German musician (1935–2020)

Wolfgang Dauner (/de/; 30 December 1935 – 10 January 2020) was a German jazz pianist who co-founded the United Jazz + Rock Ensemble. He worked with Hans Koller, Albert Mangelsdorff, Volker Kriegel and Ack van Rooyen and composed for radio, television, and film.

== Education and career ==
Dauner attended the Musikhochschule in Stuttgart, where he focused on composition, piano, and trumpet. In the 1960s he belonged to a sextet led by Joki Freund. As the leader of his trio, he recorded for the first time in 1964, an early session in the history of European free jazz. In 1969, he was leader and composer for Radio Jazz Group Stuttgart. A year later he started the jazz rock band Et Cetera. With Hans Koller, he began the Free Sound & Super Brass Big Band. In 1975, he was a founding member of the United Jazz and Rock Ensemble. It was a collaboration of trombonist Albert Mangelsdorff, trumpeter Ack van Rooyen, sax player Charlie Mariano, bassist Eberhard Weber and guitarist Volker Kriegel. Additionally, he worked as a composer in radio, film, and television. He composed two chamber operas.

== Personal life ==

Dauner was married to Randi Bubat, a stage and costume designer. He was the father of German drummer Florian Dauner.

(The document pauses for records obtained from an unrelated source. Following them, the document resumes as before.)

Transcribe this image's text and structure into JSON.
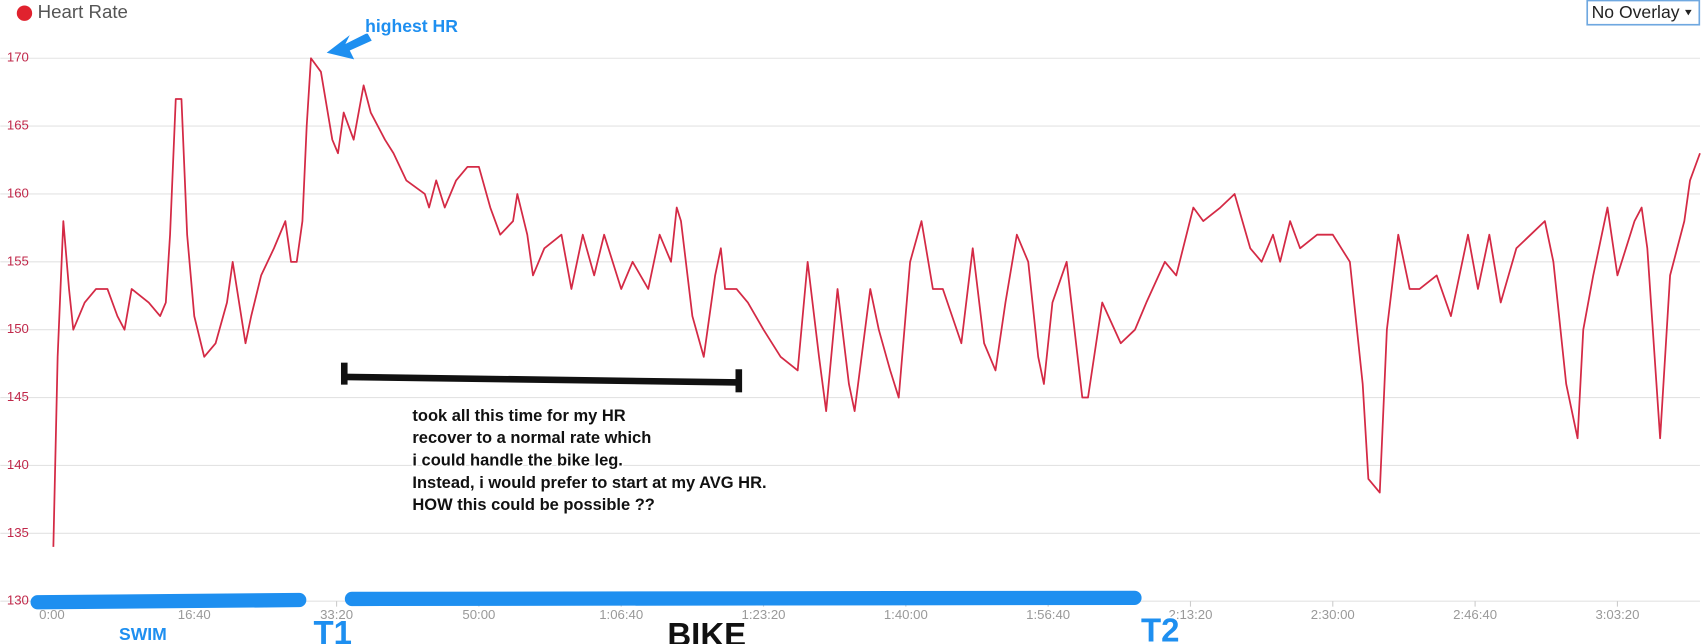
{
  "chart_data": {
    "type": "line",
    "legend": "top-left",
    "grid": true,
    "overlay_button": "No Overlay",
    "x": [
      10,
      40,
      80,
      120,
      150,
      230,
      310,
      390,
      460,
      510,
      560,
      680,
      760,
      800,
      830,
      870,
      910,
      950,
      1000,
      1070,
      1150,
      1230,
      1270,
      1360,
      1400,
      1470,
      1560,
      1640,
      1680,
      1720,
      1760,
      1790,
      1820,
      1890,
      1970,
      2010,
      2050,
      2120,
      2190,
      2240,
      2340,
      2400,
      2490,
      2620,
      2650,
      2700,
      2760,
      2840,
      2920,
      3000,
      3080,
      3150,
      3240,
      3270,
      3340,
      3380,
      3460,
      3580,
      3650,
      3730,
      3810,
      3880,
      4000,
      4080,
      4190,
      4270,
      4350,
      4390,
      4420,
      4500,
      4580,
      4660,
      4700,
      4730,
      4810,
      4890,
      5000,
      5120,
      5240,
      5310,
      5390,
      5440,
      5520,
      5600,
      5640,
      5750,
      5810,
      5890,
      5950,
      6030,
      6110,
      6190,
      6260,
      6390,
      6470,
      6550,
      6630,
      6700,
      6780,
      6860,
      6930,
      6970,
      7030,
      7130,
      7240,
      7280,
      7380,
      7510,
      7610,
      7690,
      7820,
      7900,
      8020,
      8090,
      8210,
      8310,
      8420,
      8500,
      8580,
      8630,
      8700,
      8770,
      8890,
      9000,
      9120,
      9210,
      9250,
      9330,
      9380,
      9460,
      9540,
      9610,
      9730,
      9830,
      9950,
      10020,
      10100,
      10180,
      10290,
      10390,
      10490,
      10550,
      10640,
      10720,
      10760,
      10830,
      10930,
      11000,
      11120,
      11170,
      11210,
      11300,
      11370,
      11470,
      11510,
      11580
    ],
    "series": [
      {
        "name": "Heart Rate",
        "color": "#d42a45",
        "values": [
          134,
          148,
          158,
          153,
          150,
          152,
          153,
          153,
          151,
          150,
          153,
          152,
          151,
          152,
          157,
          167,
          167,
          157,
          151,
          148,
          149,
          152,
          155,
          149,
          151,
          154,
          156,
          158,
          155,
          155,
          158,
          165,
          170,
          169,
          164,
          163,
          166,
          164,
          168,
          166,
          164,
          163,
          161,
          160,
          159,
          161,
          159,
          161,
          162,
          162,
          159,
          157,
          158,
          160,
          157,
          154,
          156,
          157,
          153,
          157,
          154,
          157,
          153,
          155,
          153,
          157,
          155,
          159,
          158,
          151,
          148,
          154,
          156,
          153,
          153,
          152,
          150,
          148,
          147,
          155,
          148,
          144,
          153,
          146,
          144,
          153,
          150,
          147,
          145,
          155,
          158,
          153,
          153,
          149,
          156,
          149,
          147,
          152,
          157,
          155,
          148,
          146,
          152,
          155,
          145,
          145,
          152,
          149,
          150,
          152,
          155,
          154,
          159,
          158,
          159,
          160,
          156,
          155,
          157,
          155,
          158,
          156,
          157,
          157,
          155,
          146,
          139,
          138,
          150,
          157,
          153,
          153,
          154,
          151,
          157,
          153,
          157,
          152,
          156,
          157,
          158,
          155,
          146,
          142,
          150,
          154,
          159,
          154,
          158,
          159,
          156,
          142,
          154,
          158,
          161,
          163
        ]
      }
    ],
    "xlim": [
      0,
      11580
    ],
    "xticks": [
      {
        "value": 0,
        "label": "0:00"
      },
      {
        "value": 1000,
        "label": "16:40"
      },
      {
        "value": 2000,
        "label": "33:20"
      },
      {
        "value": 3000,
        "label": "50:00"
      },
      {
        "value": 4000,
        "label": "1:06:40"
      },
      {
        "value": 5000,
        "label": "1:23:20"
      },
      {
        "value": 6000,
        "label": "1:40:00"
      },
      {
        "value": 7000,
        "label": "1:56:40"
      },
      {
        "value": 8000,
        "label": "2:13:20"
      },
      {
        "value": 9000,
        "label": "2:30:00"
      },
      {
        "value": 10000,
        "label": "2:46:40"
      },
      {
        "value": 11000,
        "label": "3:03:20"
      }
    ],
    "ylim": [
      130,
      170
    ],
    "yticks": [
      130,
      135,
      140,
      145,
      150,
      155,
      160,
      165,
      170
    ],
    "annotations": {
      "highest": "highest HR",
      "note": [
        "took all this time for my HR",
        "recover to a normal rate which",
        "i could handle the bike leg.",
        "Instead, i would prefer to start at my AVG HR.",
        "HOW this could  be possible ??"
      ],
      "swim": "SWIM",
      "t1": "T1",
      "bike": "BIKE",
      "t2": "T2"
    }
  }
}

He died in Stuttgart on 10 January 2020.

==Discography==
- Dream Talk (CBS, 1964)
- Free Action (SABA, 1967)
- Wolfgang Dauner/Eberhard Weber/Jurgen Karg/Fred Braceful (Calig, 1969)
- Requiem for Che Guevara/Psalmus Spei (MPS, 1969)
- The Oimels (MPS, 1969)
- Rischkas Soul (CTR, 1970)
- Output (ECM, 1970)
- Musica Sacra Nova II (Schwann AMS Studio, 1970)
- Changes (Mood, 1978)
- Grandison Musik fur Einen Film (Zweitausendeins, 1979)
- Two Is Company (Mood, 1983)
- Solo Piano (Mood, 1983)
- Meditation on a Landscape/Tagore (Mood, 1986)
- Zeitlaufe (Mood, 1988)
- One Night in 88 (Mood, 1988)
- Pas de Trois (Mood, 1989)
- Solo Piano 2 (Mood, 1994)
- Live in Concert (Mood, 1998)
- Filmmusik Studio Orchester (Mood, 2001)
- Dauner Zu House Remixed (Mood, 2001)
- Tribute to the Past (HGBS, 2010)
- Dauner/Dauner (Connector, 2014)
- Elektronische Mythen (Connector, 2016)
- 80 Jahre Das Jubilaumskonzert (Timba, 2017)

== Awards ==
Dauner received the Order of Merit of the Federal Republic of Germany, and in 2016 the Echo for his life's work. The same year, on the occasion of his 80th birthday, he was awarded a special prize of the 2016 Jazzpreis Baden-Württemberg, as one of the most versatile jazz pianists and keyboarders ("einer der vielseitigsten Jazzpianisten und -keyboarder unserer Zeit") which included a concert in Stuttgart. He also received the Staufermedaille of the state Baden-Württemberg then.